改正された貸金業法の完全施行により、個人が借りることのできる総額に上限の規制がかかった。平成22年6月18日以降、貸金業者からの年収の3分の1を超える金額の融資を受けることが、できなくなったのである。
ただし、完全施行の前までにその上限額以上を借り入れていた人が、その超えた額をすぐに返済しなければならない、というわけではない。年収の3分の1まで借りている人は、新たな借り入れをすることが、できなくなっただけである。だから、その上限額を超えた借入金額について、急いで返せと督促の電話がかかってくるわけでもないし、取り立てが来るわけでもない。
なお、貸金業者は、機械的に、貸出可能金額を算定する。彼らは、提出された収入証明によって上限額を確定する。さらに、指定信用情報機関から情報を得て、その債務者または借入申込者の借入可能額を算定するわけである。
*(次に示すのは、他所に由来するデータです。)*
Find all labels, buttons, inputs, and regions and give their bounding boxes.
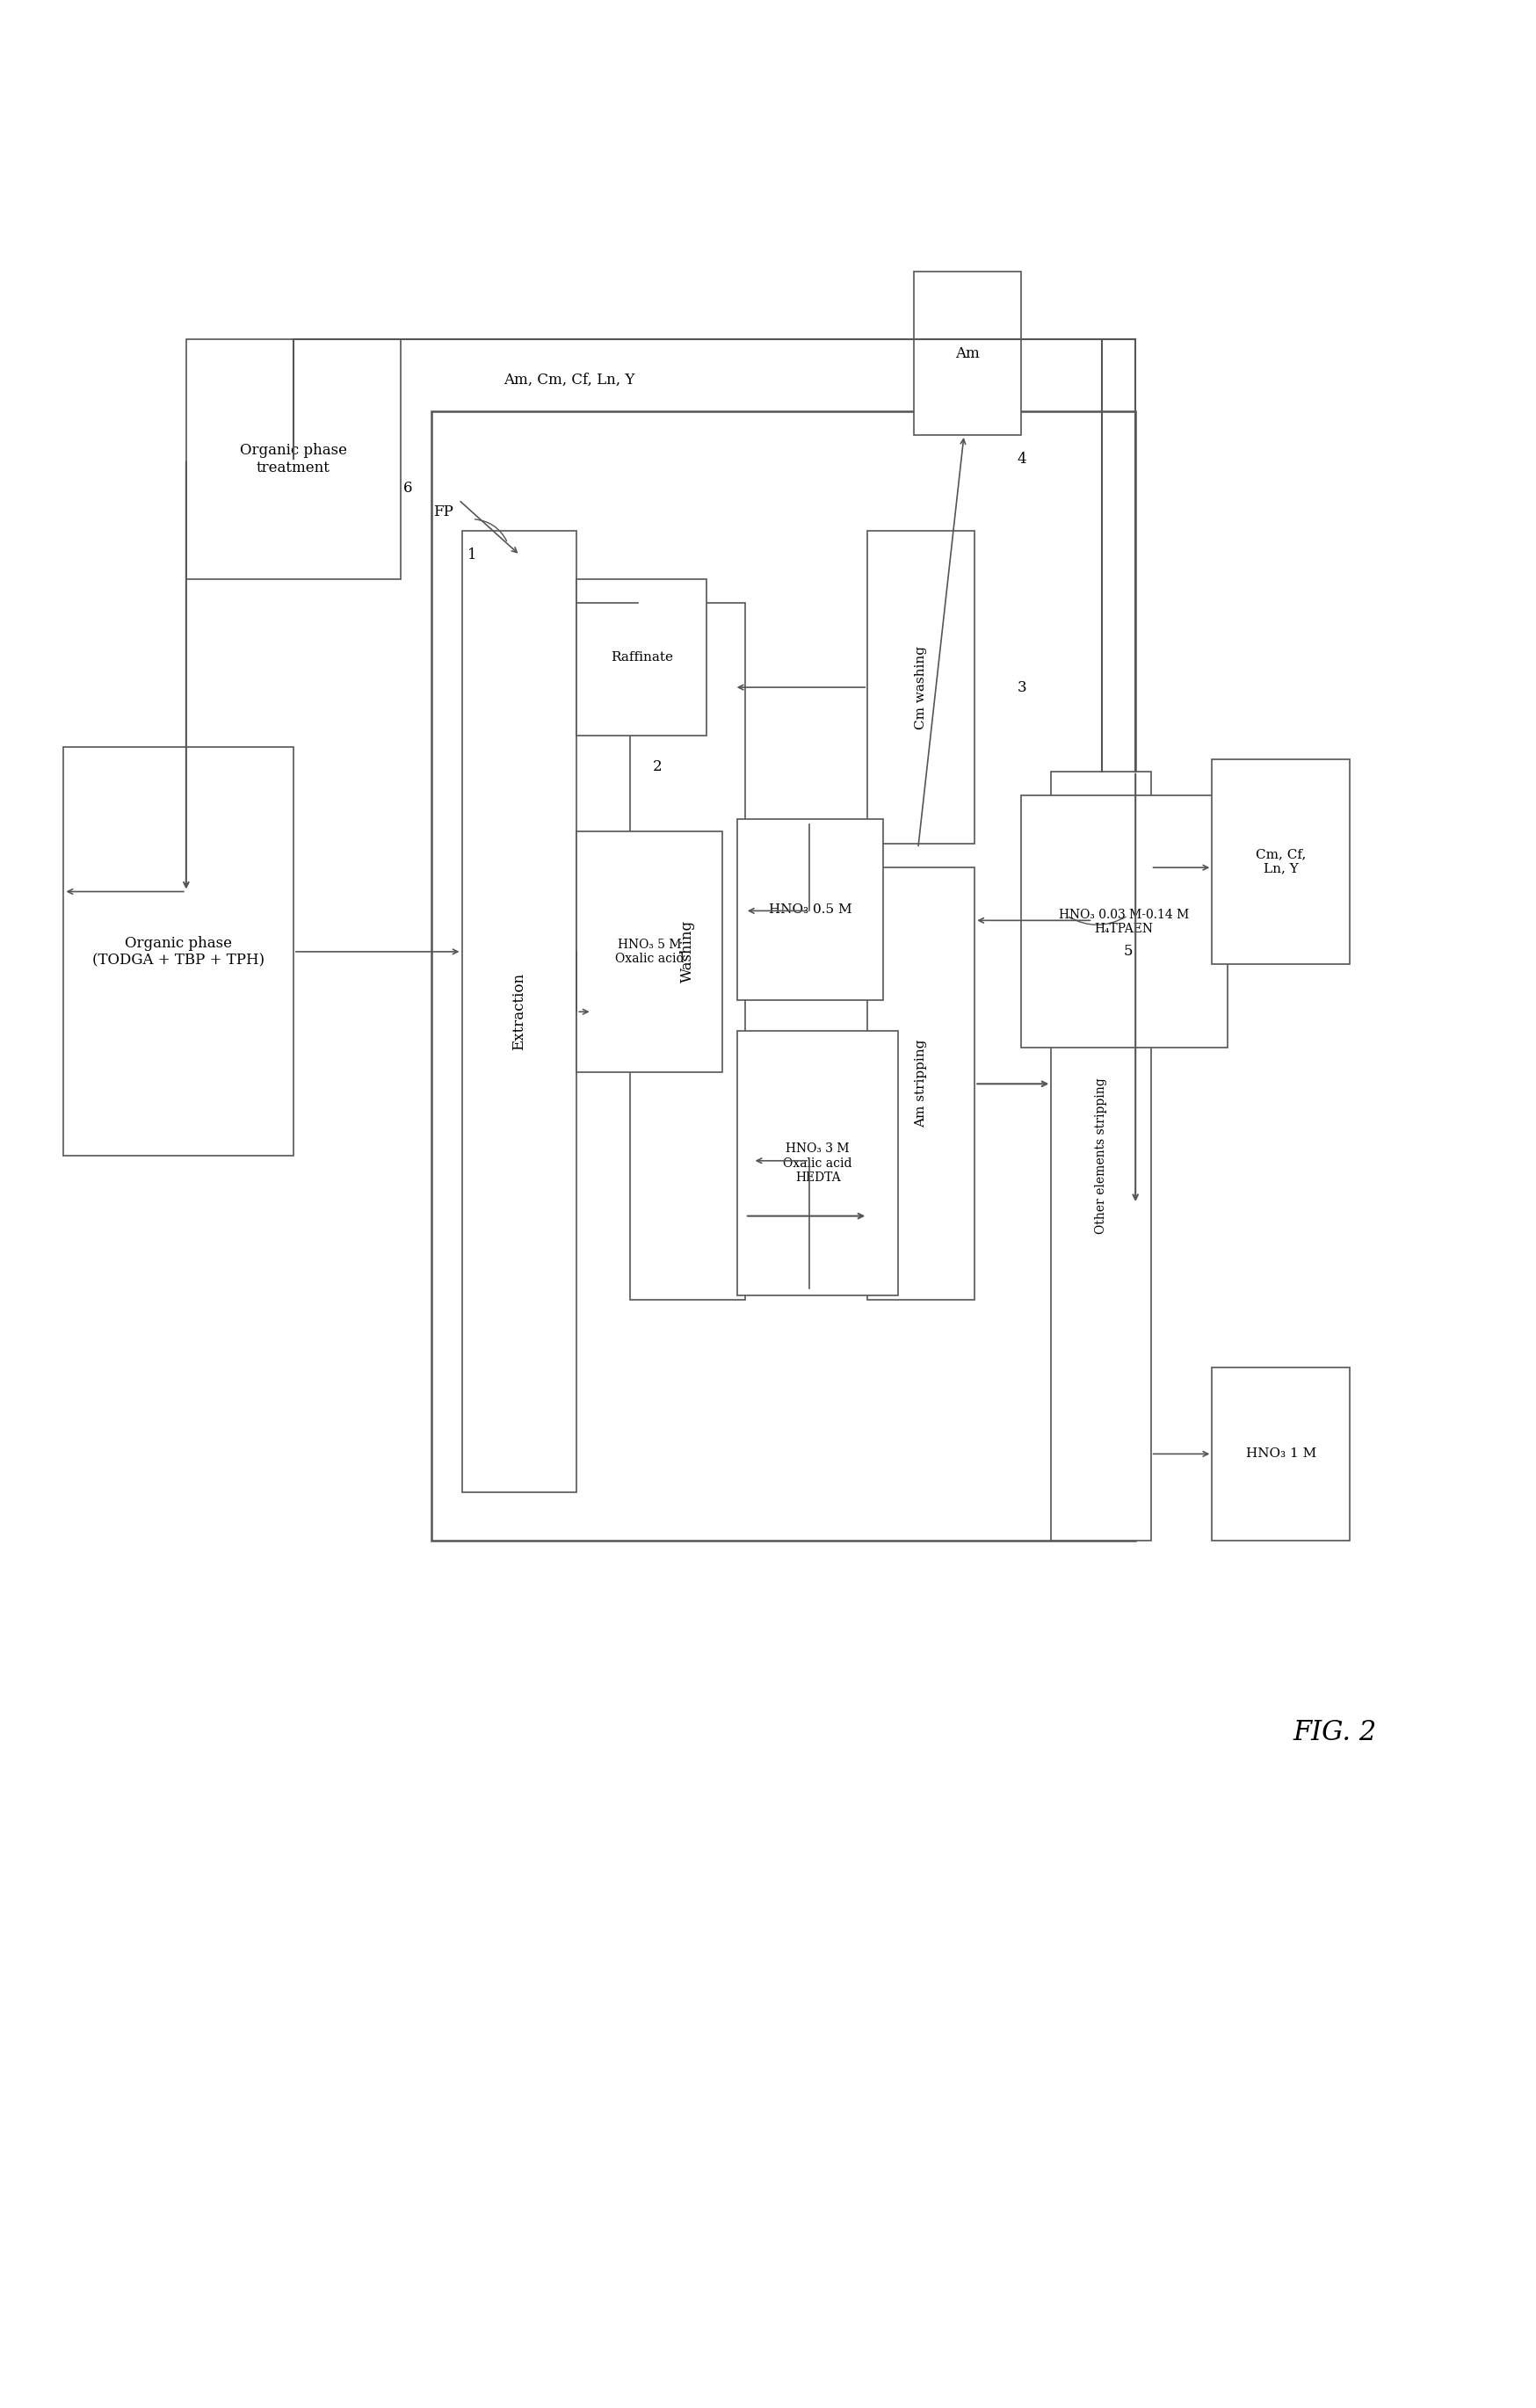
FancyBboxPatch shape bbox=[737, 1031, 899, 1296]
FancyBboxPatch shape bbox=[914, 272, 1020, 436]
Text: 6: 6 bbox=[404, 482, 413, 496]
Text: FP: FP bbox=[433, 503, 453, 520]
Text: HNO₃ 5 M
Oxalic acid: HNO₃ 5 M Oxalic acid bbox=[614, 939, 684, 966]
FancyBboxPatch shape bbox=[1051, 771, 1150, 1541]
Text: 2: 2 bbox=[653, 759, 662, 773]
FancyBboxPatch shape bbox=[1212, 1368, 1350, 1541]
FancyBboxPatch shape bbox=[868, 532, 975, 843]
Text: FIG. 2: FIG. 2 bbox=[1293, 1719, 1376, 1746]
FancyBboxPatch shape bbox=[737, 819, 883, 999]
FancyBboxPatch shape bbox=[868, 867, 975, 1300]
Text: 3: 3 bbox=[1017, 679, 1028, 696]
FancyBboxPatch shape bbox=[63, 746, 293, 1156]
Text: HNO₃ 0.03 M-0.14 M
H₄TPAEN: HNO₃ 0.03 M-0.14 M H₄TPAEN bbox=[1058, 908, 1189, 934]
Text: Cm washing: Cm washing bbox=[915, 645, 928, 730]
Text: Extraction: Extraction bbox=[511, 973, 527, 1050]
FancyBboxPatch shape bbox=[630, 604, 745, 1300]
FancyBboxPatch shape bbox=[1212, 759, 1350, 963]
Text: HNO₃ 3 M
Oxalic acid
HEDTA: HNO₃ 3 M Oxalic acid HEDTA bbox=[783, 1144, 852, 1185]
Text: Am stripping: Am stripping bbox=[915, 1040, 928, 1127]
Text: HNO₃ 0.5 M: HNO₃ 0.5 M bbox=[768, 903, 851, 915]
FancyBboxPatch shape bbox=[462, 532, 576, 1493]
Text: Raffinate: Raffinate bbox=[610, 650, 673, 665]
FancyBboxPatch shape bbox=[432, 412, 1135, 1541]
FancyBboxPatch shape bbox=[576, 580, 707, 734]
Text: Organic phase
(TODGA + TBP + TPH): Organic phase (TODGA + TBP + TPH) bbox=[92, 937, 264, 968]
Text: Am, Cm, Cf, Ln, Y: Am, Cm, Cf, Ln, Y bbox=[504, 373, 634, 388]
Text: Other elements stripping: Other elements stripping bbox=[1095, 1079, 1107, 1233]
Text: Organic phase
treatment: Organic phase treatment bbox=[240, 443, 347, 474]
Text: Cm, Cf,
Ln, Y: Cm, Cf, Ln, Y bbox=[1256, 848, 1306, 874]
Text: 1: 1 bbox=[468, 547, 478, 563]
Text: 4: 4 bbox=[1017, 453, 1028, 467]
Text: Washing: Washing bbox=[680, 920, 696, 982]
Text: 5: 5 bbox=[1123, 944, 1132, 958]
Text: HNO₃ 1 M: HNO₃ 1 M bbox=[1246, 1447, 1316, 1459]
Text: Am: Am bbox=[955, 347, 980, 361]
FancyBboxPatch shape bbox=[1020, 795, 1227, 1047]
FancyBboxPatch shape bbox=[186, 340, 401, 580]
FancyBboxPatch shape bbox=[576, 831, 722, 1072]
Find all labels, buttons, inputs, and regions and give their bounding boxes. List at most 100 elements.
借金をする人には、それぞれ事情がある。遊興費のために借入を起こす人もいるが、たいていは、生活費の捻出のためである。しかしながら、国から貸金業者に課せられた規制には、個人の事情を汲み取る余地はない。それゆえ、この完全施行以降新たな融資を受けられなくなった債務者は、行く場をなくしてさまよい始めた。その行きつく先の一つに、ヤミ金業者がある。